In his comments, Beale asked to look into the possibility and costs associated with enclosing the pool at the rec center so students competing in swimming have a place to practice year around.
He also wants the board to continue pushing broadband expansion and helping those projects underway move along. The board approved some funding for a project in Highlands and Otto but is still trying to work through the legalities associated with government bodies helping private providers.
Meeting with other groups, Beale said the board should expect to get a $37,000 request from the Community Care Clinic to pay for a new provider and a $20,000 request from the Macon County Fair Association for roof repairs.
Commissioner Karl Gillespie said he’d like the board to continue to look into improving its technology in order to improve efficiencies. He also echoed what Beale said about continuing to invest in broadband.
Commissioner Paul Higdon said he wants the board to make the needed infrastructure projects in Nantahala a higher priority. The recently completed Capital Improvement Plan placed the Nantahala library/community center as a tier 3 priority, but he wants to see that moved up. Before a new building can be considered, the county needs to decide on the best location for it and adequate space in the community is lacking.

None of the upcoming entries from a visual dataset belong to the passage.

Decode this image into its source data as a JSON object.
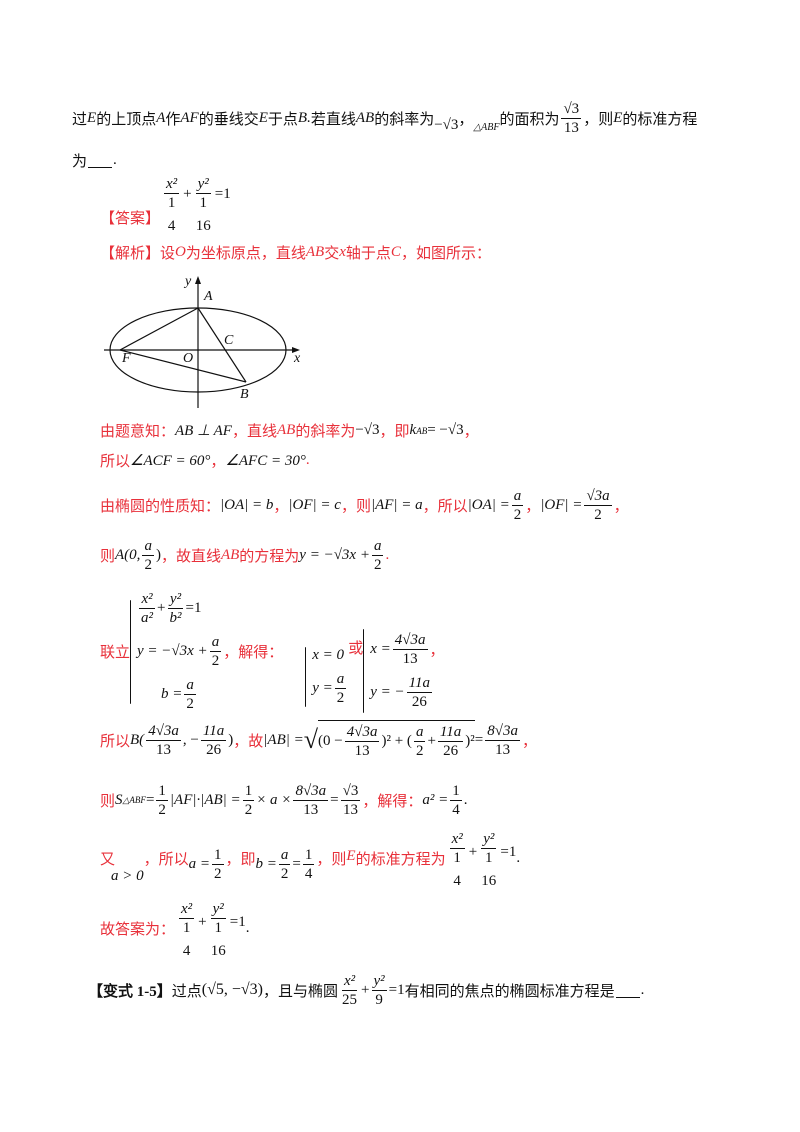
{
  "question": {
    "text1": "过",
    "E": "E",
    "text2": "的上顶点",
    "A": "A",
    "text3": "作",
    "AF": "AF",
    "text4": "的垂线交",
    "text5": "于点",
    "B": "B.",
    "text6": "若直线",
    "AB": "AB",
    "text7": "的斜率为",
    "slope": "−√3",
    "comma": "，",
    "triangle": "△ABF",
    "text8": "的面积为",
    "area_num": "√3",
    "area_den": "13",
    "text9": "，则",
    "text10": "的标准方程",
    "line2": "为",
    "period": "."
  },
  "answer": {
    "label": "【答案】",
    "x2": "x²",
    "y2": "y²",
    "one": "1",
    "plus": "+",
    "eq": "=1",
    "den_x": "4",
    "den_y": "16"
  },
  "analysis": {
    "label": "【解析】",
    "text": "设",
    "O": "O",
    "text2": "为坐标原点，直线",
    "AB": "AB",
    "text3": "交",
    "x": "x",
    "text4": "轴于点",
    "C": "C",
    "text5": "，如图所示："
  },
  "diagram": {
    "labels": {
      "y": "y",
      "x": "x",
      "A": "A",
      "C": "C",
      "F": "F",
      "O": "O",
      "B": "B"
    }
  },
  "steps": {
    "s1_a": "由题意知：",
    "s1_m1": "AB ⊥ AF",
    "s1_b": "，直线",
    "s1_AB": "AB",
    "s1_c": "的斜率为",
    "s1_m2": "−√3",
    "s1_d": "，即",
    "s1_m3": "k",
    "s1_sub": "AB",
    "s1_m4": " = −√3",
    "s1_e": "，",
    "s2_a": "所以",
    "s2_m1": "∠ACF = 60°",
    "s2_b": "，",
    "s2_m2": "∠AFC = 30°",
    "s2_c": ".",
    "s3_a": "由椭圆的性质知：",
    "s3_m1": "|OA| = b",
    "s3_m2": "|OF| = c",
    "s3_b": "，则",
    "s3_m3": "|AF| = a",
    "s3_c": "，所以",
    "s3_m4": "|OA| =",
    "s3_f1n": "a",
    "s3_f1d": "2",
    "s3_m5": "|OF| =",
    "s3_f2n": "√3a",
    "s3_f2d": "2",
    "s4_a": "则",
    "s4_m1": "A(0,",
    "s4_fn": "a",
    "s4_fd": "2",
    "s4_m2": ")",
    "s4_b": "，故直线",
    "s4_AB": "AB",
    "s4_c": "的方程为",
    "s4_m3": "y = −√3x +",
    "s4_d": ".",
    "s5_a": "联立",
    "s5_r1": "+",
    "s5_a2": "a²",
    "s5_b2": "b²",
    "s5_eq1": "=1",
    "s5_r2": "y = −√3x +",
    "s5_r3": "b =",
    "s5_b": "，解得：",
    "s5_sol1x": "x = 0",
    "s5_sol1y": "y =",
    "s5_or": "或",
    "s5_sol2x": "x =",
    "s5_sol2xn": "4√3a",
    "s5_sol2xd": "13",
    "s5_sol2y": "y = −",
    "s5_sol2yn": "11a",
    "s5_sol2yd": "26",
    "s6_a": "所以",
    "s6_m1": "B(",
    "s6_m2": ", −",
    "s6_m3": ")",
    "s6_b": "，故",
    "s6_m4": "|AB| =",
    "s6_m5": "(0 −",
    "s6_m6": ")² + (",
    "s6_m7": "+",
    "s6_m8": ")²",
    "s6_m9": "=",
    "s6_rn": "8√3a",
    "s6_rd": "13",
    "s7_a": "则",
    "s7_m1": "S",
    "s7_sub": "△ABF",
    "s7_m2": "=",
    "s7_m3": "|AF|·|AB| =",
    "s7_m4": "× a ×",
    "s7_b": "，解得：",
    "s7_m5": "a² =",
    "s8_a": "又",
    "s8_m1": "a > 0",
    "s8_b": "，所以",
    "s8_m2": "a =",
    "s8_c": "，即",
    "s8_m3": "b =",
    "s8_d": "，则",
    "s8_e": "的标准方程为",
    "s9_a": "故答案为："
  },
  "variant": {
    "label": "【变式 1-5】",
    "text1": "过点",
    "point": "(√5, −√3)",
    "text2": "，且与椭圆",
    "den1": "25",
    "den2": "9",
    "text3": "有相同的焦点的椭圆标准方程是",
    "period": "."
  }
}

“We’ve talked about it for four years and we’re still in the same place. What does it take to get it off the ground?” Higdon asked.
Gillespie agreed the project should be a higher priority. In his opinion, the new building should be a multi-purpose facility that will not only house a library and community center, but also have space for the sheriff’s office, the health department and other county services that aren’t easily accessible to the Nantahala community.
Higdon asked for the second year in a row for the county to address the low pay for convenience center employees, who are still all considered part-time employees making $8 an hour with no insurance or retirement benefits.
“We can do better than that for the vital service they provide,” he said.
Lastly, Higdon suggested cutting the $75,000 budget line item for the community funding pool, an allocation divvied up each year to local nonprofits that apply for program funding.
“I acknowledge the value of all these nonprofits in the county, but I’ve never been in favor of taking taxpayer dollars and selectively funding nonprofits,” he said.